In deze beleidsregels wordt verstaan onder:

  • a.

    belanghebbende: degene wiens belang rechtstreeks bij een besluit is betrokken;

  • b.

    college: het college van burgemeester en wethouders van de gemeente ‘s-Hertogenbosch;

  • c.

    woning: een woning als bedoeld in artikel 1, onderdeel k en i, Wet op de huurtoeslag, alsmede een woonwagen of woonschip, als bedoeld in artikel 3, zesde lid van de wet;

  • d.

    woonlasten: alle kosten die verbonden zijn aan het bewonen van een woning, zoals woonkosten, energiekosten etc. conform constante jurisprudentie op grond van de wet;

  • e.

    woonkosten:

    • als een huurwoning wordt bewoond, de per maand geldende huurprijs, als bedoeld in artikel 1, onderdeel d, van de Wet op de huurtoeslag;

    • als een eigen woning wordt bewoond, de tot een bedrag per maand omgerekende som van de verschuldigde hypotheekrente en de in verband met het in eigendom hebben van de woning te betalen zakelijke lasten, bestaande uit de rioolrechten, het eigenaarsgedeelte van de onroerendezaakbelasting en de opstalverzekering;

    • als in een opvang wordt verbleven: het bedrag dat betaald wordt om gebruik te kunnen maken van de opvang van de zgn. eigen bijdrage maatschappelijke opvang.

Artikel 2. Toepasselijkheid

  • 1.

    De bepalingen van deze beleidsregels gelden alleen voor belanghebbenden van 21 jaar of ouder maar jonger dan de pensioengerechtigde leeftijd. In geval van gehuwden gelden de bepalingen van deze beleidsregels alleen als beide echtgenoten 21 jaar of ouder maar jonger dan de pensioengerechtigde leeftijd zijn.

  • 2.

    De bepalingen van de artikelen 3 tot en met 4 laten de toepassing van artikel 18, eerste lid van de wet onverlet.

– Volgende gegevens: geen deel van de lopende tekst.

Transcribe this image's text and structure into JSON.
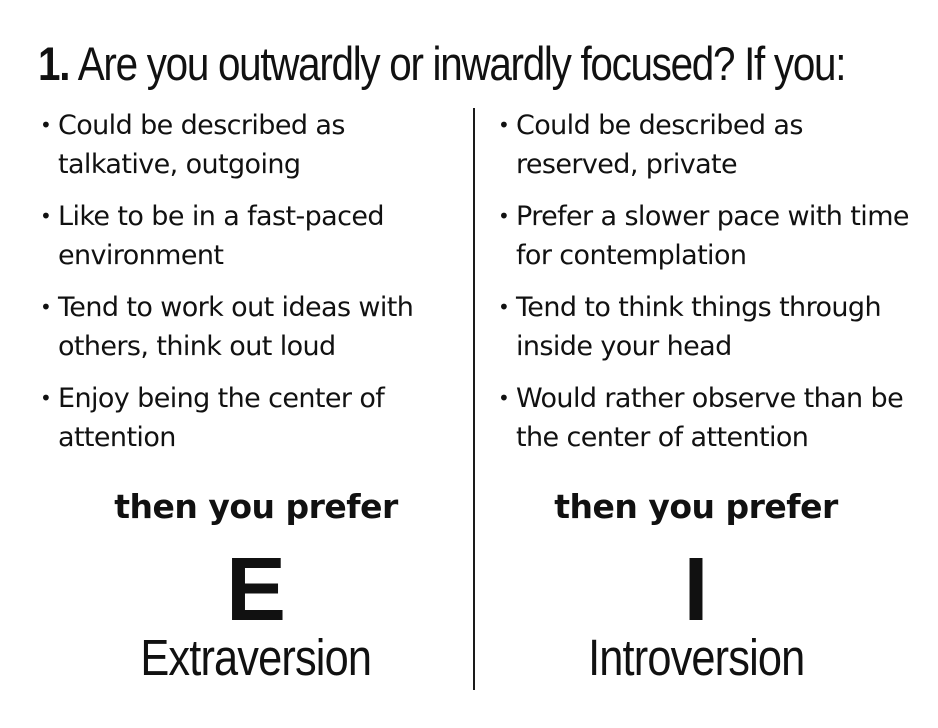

Hoofdstuk 2. Criteria voor het verlagen van de norm

Artikel 3. Verlaging in verband met woonsituatie

De verlaging in verband met de woonsituatie zoals bedoeld in artikel 27 Participatiewet bedraagt:

  • 1.

    16% van de gehuwdennorm van artikel 21 onderdeel b Participatiewet wanneer belanghebbende een woning bewoont waar voor hem/haar geen woonkosten aan zijn verbonden, waardoor er sprake is van lagere bestaanskosten;

  • 2.

    Indien belanghebbende als gevolg van zijn/haar woonsituatie verminderde woonkosten heeft die lager zijn dan 95% van de minimumbasishuur, waardoor er sprake is van lagere bestaanskosten, wordt de uitkering verlaagd met:

    • a.

      2% van de gehuwdennorm van artikel 21 onderdeel b Participatiewet indien de woonkosten minimaal 85% en maximaal 94% bedragen van de minimumbasishuur;

    • b.

      4% van de gehuwdennorm van artikel 21 onderdeel b Participatiewet indien de woonkosten minimaal 75% en maximaal 84% bedragen van de minimumbasishuur;

    • c.

      5% van de gehuwdennorm van artikel 21 onderdeel b Participatiewet indien de woonkosten minimaal 65% en maximaal 74% bedragen van de minimumbasishuur;

    • d.

      10% van de gehuwdennorm van artikel 21 onderdeel b Participatiewet indien de woonkosten maximaal 64% bedragen van de minimumbasishuur.

  • 3.

    15% van de gehuwdennorm indien belanghebbende dakloos is en geen woning aanhoudt.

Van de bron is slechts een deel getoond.